Sorry for the late reply! For greedy meshing, I edited this module to be able to be used in my script.

Also, not sure about the lag, either make the voxels bigger or the hitboxes smaller. I’m attempting to optimize my system but I’m kind of lost on it as well.

VDP seems to have a pretty optimized system besides the flickering, I’m trying to get there but currently, I’m not. But it seems none of their weapons spam fire, even the laser gun looks like it’s constant but if you move your mouse quickly the destruction doesn’t keep up. Maybe for moves that have to constantly destroy parts you should just increase the voxel size. I’m sure there are other optimizations you can do under the hood though.

1 Like

Thank you for the module! But after implementing it, seems like my performance is even worse now. This is mainly due to my one use case of using balls to go through parts, which fire every second meaning the part has to redivide and then remesh over and over again. If I used this for just one touch event like an explosion for example, the performance would likely be much better. Seems like the only way to do a sort of constant digging through one part with proper optimization is with octrees. Though once again, I have no idea how to use them.

1 Like

Alright, the way my octree system works is by dividing the part into 8. After that, you now have 8 parts, you choose the ones currently inside your hitbox and divide each of them into 8. Now once again you choose the ones inside your hitbox and divide them by 8, you keep repeating this until you reach a size that you can divide the final parts into 1 by 1 by 1s or whatever size you wish.

I don’t think octrees will completely solve your problem either, it does prevent the creation of unnecessary voxels though.

Also yeah, the constant digging will likely cause performance issues. It still
I’m really bad at explaining things so apologies if you don’t understand.

I’m still searching for ways to improve performance. As shown by the flickering, also depending on your use case creating voxels on the server will most likely be your best bet, I quickly found issues because parts on each client are usually in a different spot for each player(standing on floating objects).

External Media
1 Like

Thank you a lot. You’re advice helped me out. I need more optimizations but here are my results.

External Media
2 Likes

Thank you for the excellent explanation, I was able to use this to make something much more optimized, though still a bit flawed.


I’ve also been trying to incorporate greedy meshing into it, but it seems kind of redundant, as the majority of the lag is caused by instancing the parts rather than the parts existing in the workspace. And you would greedy mesh after the parts have been divided, so there is really no point in greedy meshing here as far as I’m aware.

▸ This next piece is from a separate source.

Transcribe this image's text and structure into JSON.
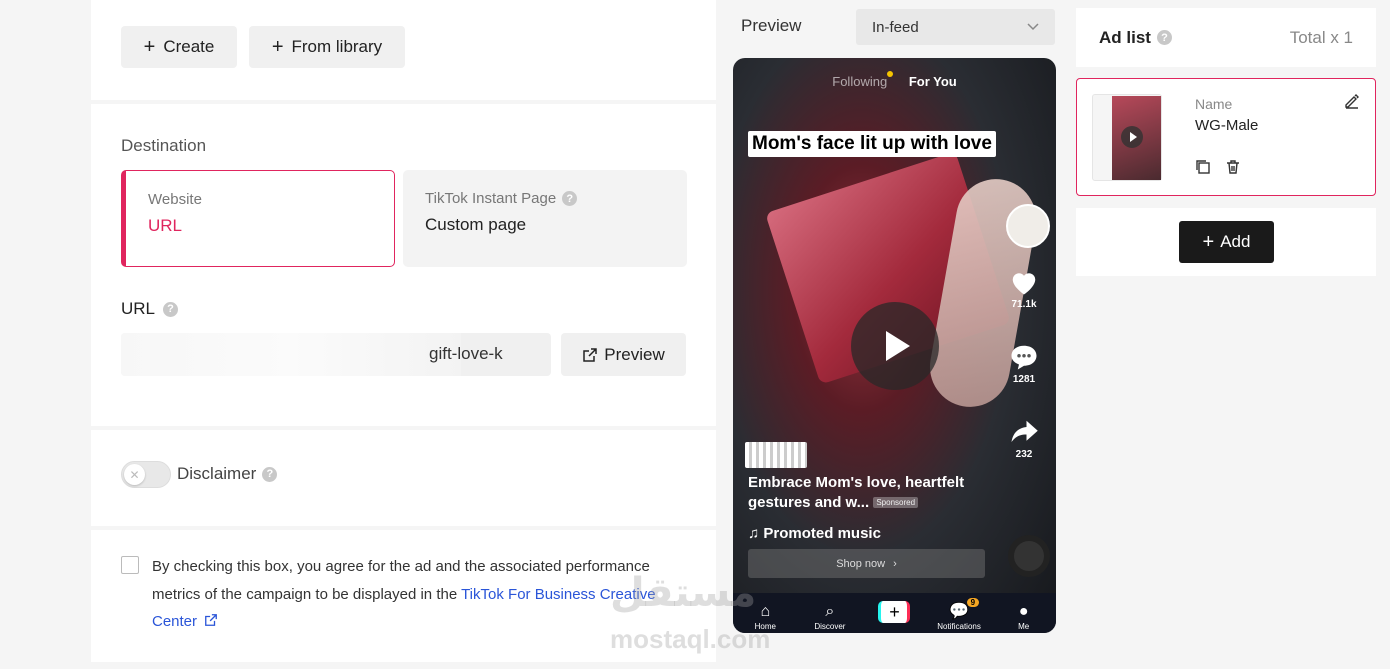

One other thing, with parts that are uneven, when you divide them, they end up not looking like cubes, but just smaller versions of the original part. Which is obvious. Instead of just dividing the part, a better idea would be to divide the part into cubic shapes. Now how you’d go about doing this, I have no idea. But if anyone figures this out please let me know.

2 Likes

As for the odd part size, you could try finding the biggest number that can be divided into all 3 axes of a part. Effectively turning it into a bunch of cubes. However, I’m not sure how you could implement both octrees and this system. Maybe octrees aren’t necessary? Also, the smaller the voxels are the less noticeable this is.

I’m not so sure about the greedy meshing situation I’d imagine the fewer parts created the less laggy but it puts a lot of strain just to greedy mesh the parts. But if you plan on adding welding greedy meshing before you weld will reduce the strain on welding. Just depends it seems.